34 states require ballots to be mailed in by election day in order to be counted.

Although postal-voting fraud is rare — 491 cases were reported between 2000 and 2012 — Trump predicts, without evidence, that the election in November will be “the most inaccurate and fraudulent” in history.

Like a cartoon villain, the Republican leader has revealed his true scheme, stating bluntly that he is blocking Postal Service funding because without it, “you can’t have universal mail-in voting.”

Local media in swing states like Pennsylvania, which Trump won by .7 points in 2016 and where Biden is polling in first place, already report delays.

What could happen?

If Americans vote by mail on an unprecedented scale, the result of the election may not be known on the night of November 3.

Even if the Postal Service picked up and delivered all the ballots on time, it could still take days for election workers to count the votes.

In New York, it took almost two months to count all the votes from the June 23 primaries.

Trump could use the two months after the election in November, when he would still be president, to throw doubt on the result.

He could order the Department of Justice, led by the compliant William Barr, to seize mailed-in ballots.

He could call on supporters to show up at voting sites and intimidate election workers or even prevent them from entering and doing their jobs.

Or, as he recently did in Portland, Oregon, he could cite an unspecified emergency to deploy camouflaged and unmarked Department of Homeland Security troops to do the same.

The power of narrative

The Republican Party and the conservative media will play a crucial role in shaping the narrative.

If Trump loses reelection and the American right broadly accepts the result, Fred Kaplan predicts that on January 20, “all but a small retinue of security guards will abandon” the president, “the nuclear launch codes will change, his cabinet secretaries and ambassadors will lose all authority and the entire US military establishment will pivot away from ex-President Donald Trump to salute President Joe Biden.”

The Secret Service will escort Mr Trump out of the office.

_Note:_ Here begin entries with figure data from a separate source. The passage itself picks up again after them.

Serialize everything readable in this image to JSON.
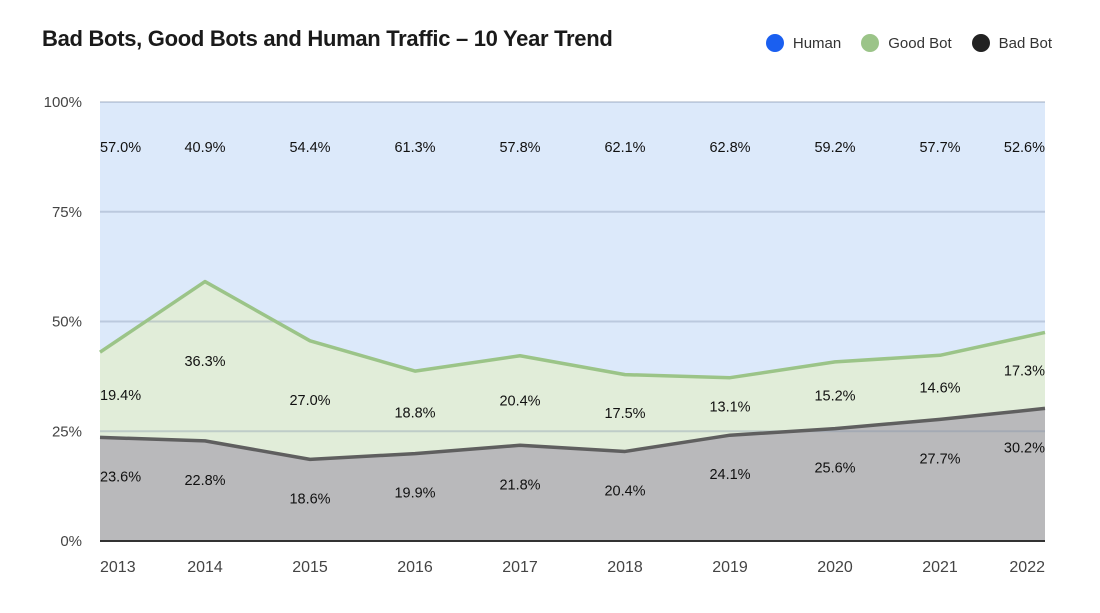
{
  "chart_data": {
    "type": "area",
    "title": "Bad Bots, Good Bots and Human Traffic – 10 Year Trend",
    "stacked": true,
    "categories": [
      "2013",
      "2014",
      "2015",
      "2016",
      "2017",
      "2018",
      "2019",
      "2020",
      "2021",
      "2022"
    ],
    "ylim": [
      0,
      100
    ],
    "yticks": [
      "0%",
      "25%",
      "50%",
      "75%",
      "100%"
    ],
    "series": [
      {
        "name": "Bad Bot",
        "color": "#222222",
        "fill": "#b9b9bb",
        "line": "#5f5f5f",
        "values": [
          23.6,
          22.8,
          18.6,
          19.9,
          21.8,
          20.4,
          24.1,
          25.6,
          27.7,
          30.2
        ],
        "labels": [
          "23.6%",
          "22.8%",
          "18.6%",
          "19.9%",
          "21.8%",
          "20.4%",
          "24.1%",
          "25.6%",
          "27.7%",
          "30.2%"
        ]
      },
      {
        "name": "Good Bot",
        "color": "#9bc488",
        "fill": "#e1edd9",
        "line": "#9bc488",
        "values": [
          19.4,
          36.3,
          27.0,
          18.8,
          20.4,
          17.5,
          13.1,
          15.2,
          14.6,
          17.3
        ],
        "labels": [
          "19.4%",
          "36.3%",
          "27.0%",
          "18.8%",
          "20.4%",
          "17.5%",
          "13.1%",
          "15.2%",
          "14.6%",
          "17.3%"
        ]
      },
      {
        "name": "Human",
        "color": "#1a5ff0",
        "fill": "#dce9fa",
        "line": "#dce9fa",
        "values": [
          57.0,
          40.9,
          54.4,
          61.3,
          57.8,
          62.1,
          62.8,
          59.2,
          57.7,
          52.6
        ],
        "labels": [
          "57.0%",
          "40.9%",
          "54.4%",
          "61.3%",
          "57.8%",
          "62.1%",
          "62.8%",
          "59.2%",
          "57.7%",
          "52.6%"
        ]
      }
    ],
    "legend_order": [
      "Human",
      "Good Bot",
      "Bad Bot"
    ],
    "legend_position": "top-right",
    "grid": true
  }
}
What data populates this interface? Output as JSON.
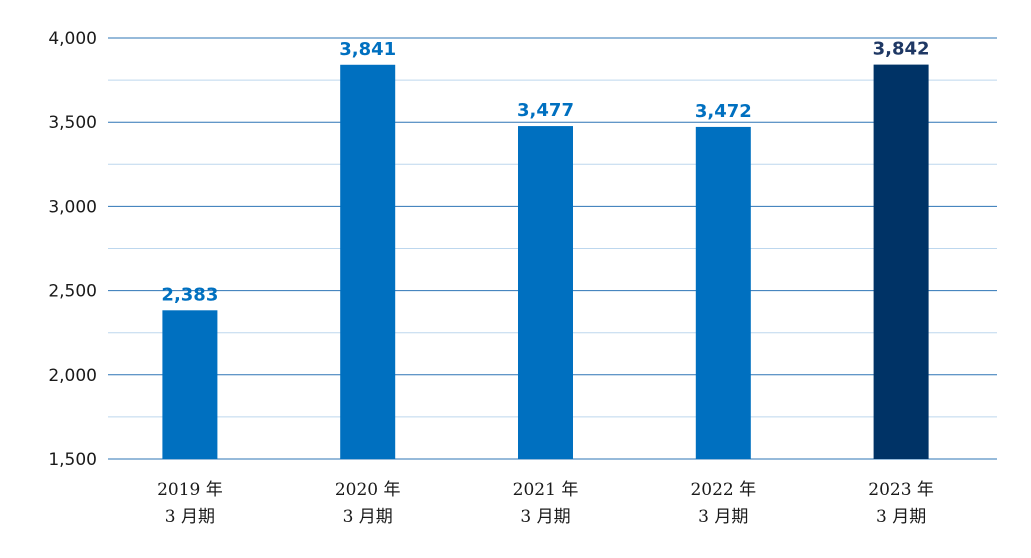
{
  "chart_data": {
    "type": "bar",
    "categories": [
      [
        "2019 年",
        "3 月期"
      ],
      [
        "2020 年",
        "3 月期"
      ],
      [
        "2021 年",
        "3 月期"
      ],
      [
        "2022 年",
        "3 月期"
      ],
      [
        "2023 年",
        "3 月期"
      ]
    ],
    "values": [
      2383,
      3841,
      3477,
      3472,
      3842
    ],
    "data_labels": [
      "2,383",
      "3,841",
      "3,477",
      "3,472",
      "3,842"
    ],
    "ylim": [
      1500,
      4000
    ],
    "yticks": [
      1500,
      2000,
      2500,
      3000,
      3500,
      4000
    ],
    "ytick_labels": [
      "1,500",
      "2,000",
      "2,500",
      "3,000",
      "3,500",
      "4,000"
    ],
    "minor_gridlines": [
      1750,
      2250,
      2750,
      3250,
      3750
    ],
    "grid": true,
    "legend": "none",
    "colors": {
      "bar": "#0070C0",
      "highlight_bar": "#003366",
      "label": "#0070C0",
      "highlight_label": "#1F3864",
      "major_grid": "#2E75B6",
      "minor_grid": "#BDD7EE"
    },
    "highlight_index": 4
  }
}
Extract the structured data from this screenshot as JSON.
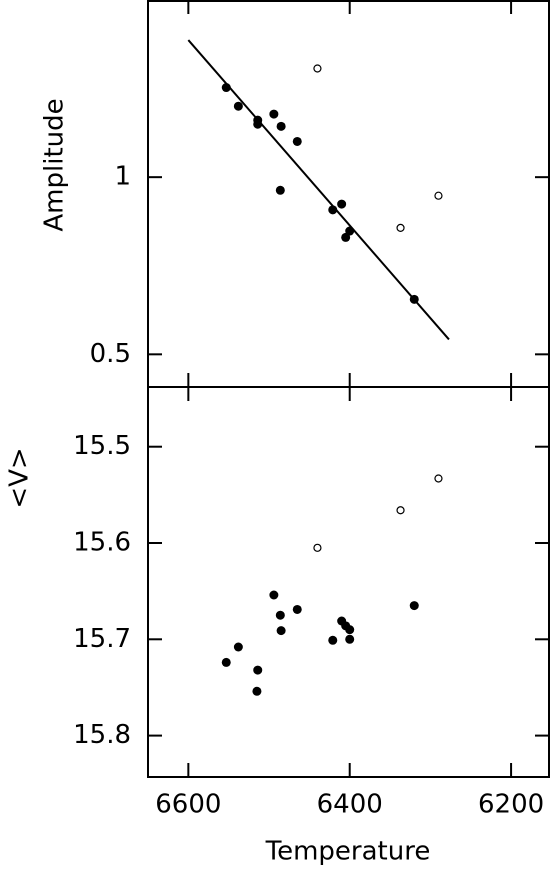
{
  "chart_data": [
    {
      "type": "scatter",
      "y_label": "Amplitude",
      "log_y": true,
      "xlim": [
        6650,
        6153
      ],
      "xticks": [
        6600,
        6400,
        6200
      ],
      "ylim": [
        0.44,
        2.0
      ],
      "yticks": [
        0.5,
        1
      ],
      "series": [
        {
          "color": "#000000",
          "marker": "filled",
          "x": [
            6553,
            6538,
            6514,
            6514,
            6494,
            6485,
            6465,
            6486,
            6421,
            6410,
            6405,
            6400,
            6320
          ],
          "values": [
            1.42,
            1.32,
            1.25,
            1.23,
            1.28,
            1.22,
            1.15,
            0.95,
            0.88,
            0.9,
            0.79,
            0.81,
            0.62
          ]
        },
        {
          "color": "#000000",
          "marker": "open",
          "x": [
            6440,
            6337,
            6290
          ],
          "values": [
            1.53,
            0.82,
            0.93
          ]
        },
        {
          "color": "#000000",
          "marker": "line",
          "x": [
            6600,
            6277
          ],
          "values": [
            1.71,
            0.53
          ]
        }
      ]
    },
    {
      "type": "scatter",
      "y_label": "<V>",
      "x_label": "Temperature",
      "xlim": [
        6650,
        6153
      ],
      "xticks": [
        6600,
        6400,
        6200
      ],
      "ylim": [
        15.843,
        15.438
      ],
      "yticks": [
        15.5,
        15.6,
        15.7,
        15.8
      ],
      "series": [
        {
          "color": "#000000",
          "marker": "filled",
          "x": [
            6553,
            6538,
            6514,
            6515,
            6494,
            6486,
            6485,
            6465,
            6421,
            6410,
            6405,
            6400,
            6400,
            6320
          ],
          "values": [
            15.724,
            15.708,
            15.732,
            15.754,
            15.654,
            15.675,
            15.691,
            15.669,
            15.701,
            15.681,
            15.686,
            15.69,
            15.7,
            15.665
          ]
        },
        {
          "color": "#000000",
          "marker": "open",
          "x": [
            6440,
            6337,
            6290
          ],
          "values": [
            15.605,
            15.566,
            15.533
          ]
        }
      ]
    }
  ]
}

If a mob of Trump’s favorite sheriffs and militias block the doors and circle the White House — if, in short, a few tanks need to roll down Pennsylvania Avenue to restore order, then it will be Biden, the duly elected and sworn-in commander in chief, who gives the order.

But if other Republicans dispute a Trump loss in November, and many Republican voters are persuaded that there was widespread fraud in the Democrats’ favor, it would be much harder for nonpartisan institutions to support Biden’s claim.

Republican-led state legislatures could refuse to certify their election results. Republican governors could refuse to certify the Electoral College votes in their states. The official outcome could thus be changed — legally — and the bureaucracy, military and security services wouldn’t be able to justify disobeying Trump.

Democrats would likely challenge such a power grab in the courts. The Supreme Court may ultimately have to decide who becomes president for the second time in two decades.